From a practical standpoint, there’s a lot to think about when planning an electric truck fleet deployment, including:

  • Conducting route analysis to match trucks to duty cycles
  • Right-sizing batteries to balance cost and range
  • Deploying mixed truck types
  • Leveraging flexible charging strategies (depot and en route)
  • Setting electrification and sustainability targets
  • Assessing power capacity and electrical upgrades
  • Selecting your charging equipment (DC Fast, plug-in or pantograph)
  • Determining optimal locations and number of chargers
  • Planning for future growth and expansion
  • Understanding utilities' managed charging options

But most important of all, you’ll need to choose fleet charge management software that can connect the dots, help with optimization, and monitor spending.

Charge management software, like that provided by Spirii, adds a layer of intelligent, connected software to the traditionally hardware-centric business of fleet charging. For fleet managers, that means vehicles that are always near a compatible charger, a keen understanding of charging usage, and happy drivers.

But it also means building a fleet that can function as a proactive part of the energy grid, with the ability to make chargers available to the public at set times, dynamically balance energy usage, and even give power back to utility companies in exchange for extra revenue.

- Spirii offers all that and much, much more…

Find out more here

In summary…

Electric truck charging is the wave of the future, but it’s already in the here and now. Truck fleet owners are increasingly making the transition to electric to save time, money, and headaches – and to enable intelligent new processes at the same time.

With fossil fuel regulation putting a final time limit on the internal combustion engine, we’ll only see more and more EV heavy goods vehicles on the roads – and that means more and more charging infrastructure to match.

With the right mix of prolific hardware and interconnected software, fleet managers looking to make the switch can do so confidently, knowing that they’ll be making a giant leap into the smarter, more efficient future of transportation.

Frequently Asked Questions (FAQs)

How long does it take to charge an electric truck?

Charging times for electric trucks vary based on the size of the battery, the charging station power level, and other factors. For a typical Class 8 electric truck with a 500 kWh battery, charging from empty to full could take around 2-4 hours using a high-power DC fast charging station. With Level 2 AC charging, it could take 12 hours or more to fully recharge.

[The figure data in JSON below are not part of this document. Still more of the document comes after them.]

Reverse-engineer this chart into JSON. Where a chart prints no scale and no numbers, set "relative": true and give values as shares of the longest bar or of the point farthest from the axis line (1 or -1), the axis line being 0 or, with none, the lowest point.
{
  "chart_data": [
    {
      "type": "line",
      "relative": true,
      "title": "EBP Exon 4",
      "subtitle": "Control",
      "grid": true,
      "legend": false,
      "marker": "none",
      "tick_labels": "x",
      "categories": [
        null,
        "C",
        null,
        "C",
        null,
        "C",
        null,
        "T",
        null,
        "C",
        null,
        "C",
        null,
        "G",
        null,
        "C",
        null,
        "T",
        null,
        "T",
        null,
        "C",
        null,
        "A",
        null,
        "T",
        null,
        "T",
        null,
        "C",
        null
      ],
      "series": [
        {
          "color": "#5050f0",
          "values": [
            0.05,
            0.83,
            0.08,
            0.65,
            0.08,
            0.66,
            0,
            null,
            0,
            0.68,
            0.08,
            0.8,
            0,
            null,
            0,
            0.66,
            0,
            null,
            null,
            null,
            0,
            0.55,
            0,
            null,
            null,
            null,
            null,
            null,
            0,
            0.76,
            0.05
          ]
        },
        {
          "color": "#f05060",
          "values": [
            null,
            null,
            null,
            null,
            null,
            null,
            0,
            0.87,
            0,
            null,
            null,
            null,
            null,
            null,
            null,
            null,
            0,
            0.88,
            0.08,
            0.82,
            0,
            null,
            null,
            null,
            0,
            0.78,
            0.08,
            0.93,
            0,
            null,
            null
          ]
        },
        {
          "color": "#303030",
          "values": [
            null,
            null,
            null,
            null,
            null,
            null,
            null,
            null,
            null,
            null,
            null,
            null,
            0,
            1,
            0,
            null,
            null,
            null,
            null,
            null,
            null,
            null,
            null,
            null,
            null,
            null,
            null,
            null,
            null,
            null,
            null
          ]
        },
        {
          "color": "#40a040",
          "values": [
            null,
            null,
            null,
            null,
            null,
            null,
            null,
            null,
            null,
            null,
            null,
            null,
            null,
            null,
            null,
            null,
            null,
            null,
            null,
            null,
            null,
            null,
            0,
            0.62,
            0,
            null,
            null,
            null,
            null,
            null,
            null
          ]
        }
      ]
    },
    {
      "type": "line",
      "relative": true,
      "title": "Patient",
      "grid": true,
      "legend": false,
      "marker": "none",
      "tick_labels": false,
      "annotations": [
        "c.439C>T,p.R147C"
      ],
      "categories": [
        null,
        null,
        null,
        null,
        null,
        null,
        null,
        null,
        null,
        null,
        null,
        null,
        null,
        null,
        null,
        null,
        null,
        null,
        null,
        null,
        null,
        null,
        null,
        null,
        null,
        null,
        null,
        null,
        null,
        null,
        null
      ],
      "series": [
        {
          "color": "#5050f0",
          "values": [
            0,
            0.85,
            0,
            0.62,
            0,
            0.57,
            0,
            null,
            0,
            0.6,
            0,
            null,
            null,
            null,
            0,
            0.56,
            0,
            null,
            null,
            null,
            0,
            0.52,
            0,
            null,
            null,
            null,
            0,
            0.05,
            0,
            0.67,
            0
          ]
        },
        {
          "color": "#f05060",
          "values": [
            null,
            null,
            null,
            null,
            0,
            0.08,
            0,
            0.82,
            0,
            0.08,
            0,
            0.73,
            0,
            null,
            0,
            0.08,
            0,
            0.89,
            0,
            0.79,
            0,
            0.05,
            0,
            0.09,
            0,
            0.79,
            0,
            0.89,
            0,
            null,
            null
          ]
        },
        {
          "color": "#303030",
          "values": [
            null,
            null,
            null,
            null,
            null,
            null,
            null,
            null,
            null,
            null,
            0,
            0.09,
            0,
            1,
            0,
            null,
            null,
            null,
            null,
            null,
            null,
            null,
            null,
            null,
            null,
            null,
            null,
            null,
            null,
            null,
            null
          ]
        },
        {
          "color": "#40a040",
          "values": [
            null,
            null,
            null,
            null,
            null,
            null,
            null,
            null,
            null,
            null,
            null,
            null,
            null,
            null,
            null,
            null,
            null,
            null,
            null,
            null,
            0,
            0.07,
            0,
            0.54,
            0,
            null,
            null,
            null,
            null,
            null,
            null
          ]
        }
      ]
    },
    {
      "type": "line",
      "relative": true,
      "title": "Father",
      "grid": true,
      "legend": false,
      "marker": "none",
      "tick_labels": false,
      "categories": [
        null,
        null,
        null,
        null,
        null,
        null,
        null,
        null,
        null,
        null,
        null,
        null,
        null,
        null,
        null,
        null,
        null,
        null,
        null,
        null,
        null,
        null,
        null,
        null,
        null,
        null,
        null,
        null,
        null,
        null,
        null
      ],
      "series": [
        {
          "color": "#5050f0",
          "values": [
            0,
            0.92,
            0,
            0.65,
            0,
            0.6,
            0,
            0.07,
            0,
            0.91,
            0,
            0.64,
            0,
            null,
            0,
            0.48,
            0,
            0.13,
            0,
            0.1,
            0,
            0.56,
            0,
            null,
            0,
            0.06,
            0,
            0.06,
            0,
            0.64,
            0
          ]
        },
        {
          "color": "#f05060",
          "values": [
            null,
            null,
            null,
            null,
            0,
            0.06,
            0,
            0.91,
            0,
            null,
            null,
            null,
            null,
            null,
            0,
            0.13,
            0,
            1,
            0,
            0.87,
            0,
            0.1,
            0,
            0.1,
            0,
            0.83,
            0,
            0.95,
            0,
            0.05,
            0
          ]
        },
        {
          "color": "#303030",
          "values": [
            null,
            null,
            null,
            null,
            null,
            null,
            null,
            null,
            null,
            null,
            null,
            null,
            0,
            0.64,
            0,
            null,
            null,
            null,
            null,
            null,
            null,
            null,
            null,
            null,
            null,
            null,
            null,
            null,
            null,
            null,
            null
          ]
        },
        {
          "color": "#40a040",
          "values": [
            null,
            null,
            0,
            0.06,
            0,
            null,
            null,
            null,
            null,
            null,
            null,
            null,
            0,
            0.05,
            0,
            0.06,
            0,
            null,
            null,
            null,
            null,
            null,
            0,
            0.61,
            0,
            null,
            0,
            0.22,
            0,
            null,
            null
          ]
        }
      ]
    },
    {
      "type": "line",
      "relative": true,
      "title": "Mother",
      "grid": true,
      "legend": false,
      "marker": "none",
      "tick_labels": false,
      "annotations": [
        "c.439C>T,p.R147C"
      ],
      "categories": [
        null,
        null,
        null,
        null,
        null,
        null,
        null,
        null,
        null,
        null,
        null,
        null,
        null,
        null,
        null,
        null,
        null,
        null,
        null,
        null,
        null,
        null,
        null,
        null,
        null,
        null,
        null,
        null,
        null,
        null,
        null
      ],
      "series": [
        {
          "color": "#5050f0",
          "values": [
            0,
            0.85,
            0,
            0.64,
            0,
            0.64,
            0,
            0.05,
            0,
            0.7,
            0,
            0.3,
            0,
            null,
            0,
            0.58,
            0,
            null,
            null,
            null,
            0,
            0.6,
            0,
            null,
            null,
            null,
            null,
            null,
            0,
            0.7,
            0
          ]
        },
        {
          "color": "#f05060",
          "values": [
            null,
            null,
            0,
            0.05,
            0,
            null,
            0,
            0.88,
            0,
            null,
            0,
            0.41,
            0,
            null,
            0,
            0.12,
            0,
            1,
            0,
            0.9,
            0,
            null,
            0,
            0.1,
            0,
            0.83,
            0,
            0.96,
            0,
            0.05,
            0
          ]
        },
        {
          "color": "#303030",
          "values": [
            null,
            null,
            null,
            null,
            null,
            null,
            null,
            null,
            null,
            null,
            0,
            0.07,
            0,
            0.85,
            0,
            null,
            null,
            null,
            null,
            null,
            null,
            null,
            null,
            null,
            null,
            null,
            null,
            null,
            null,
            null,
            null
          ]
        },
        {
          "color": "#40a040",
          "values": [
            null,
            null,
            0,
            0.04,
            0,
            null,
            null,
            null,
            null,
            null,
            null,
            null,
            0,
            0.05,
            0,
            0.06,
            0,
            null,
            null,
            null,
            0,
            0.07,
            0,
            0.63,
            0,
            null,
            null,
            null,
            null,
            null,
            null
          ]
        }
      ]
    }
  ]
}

What is the range of an electric truck?

The range of today's electric trucks varies from around 100 to 250 miles on a single charge. New models coming to market are extending that range, with several manufacturers achieving 300 to 500 miles of range per charge. Range will continue to improve as battery technology advances.

How much does it cost to install charging stations for electric trucks?

Installing electric truck charging infrastructure can range in cost depending on the power level. Level 2 charging stations typically cost $5,000-$20,000 per port. High-power DC fast charging stations and pantograph charging solutions cost several times this amount. There are also operating and maintenance costs to consider. Government grants and utility incentives can help offset installation costs.

Can electric trucks use regular charging stations?

Most public charging stations do not provide enough power for electric trucks. Electric trucks require high-powered DC fast charging stations that can provide 250 kW or more. There are some Level 2 charging stations that electric trucks can use for slower overnight charging.

Are there any government incentives for adopting electric truck charging?

Yes! Depending on where you are, federal, state, and local governments can offer incentives for electric truck adoption and charging infrastructure. These include tax credits, rebates, and grants for purchasing electric trucks, installing charging stations, and training workers. Utility companies may also offer incentives for installing charging stations that can help manage grid demand.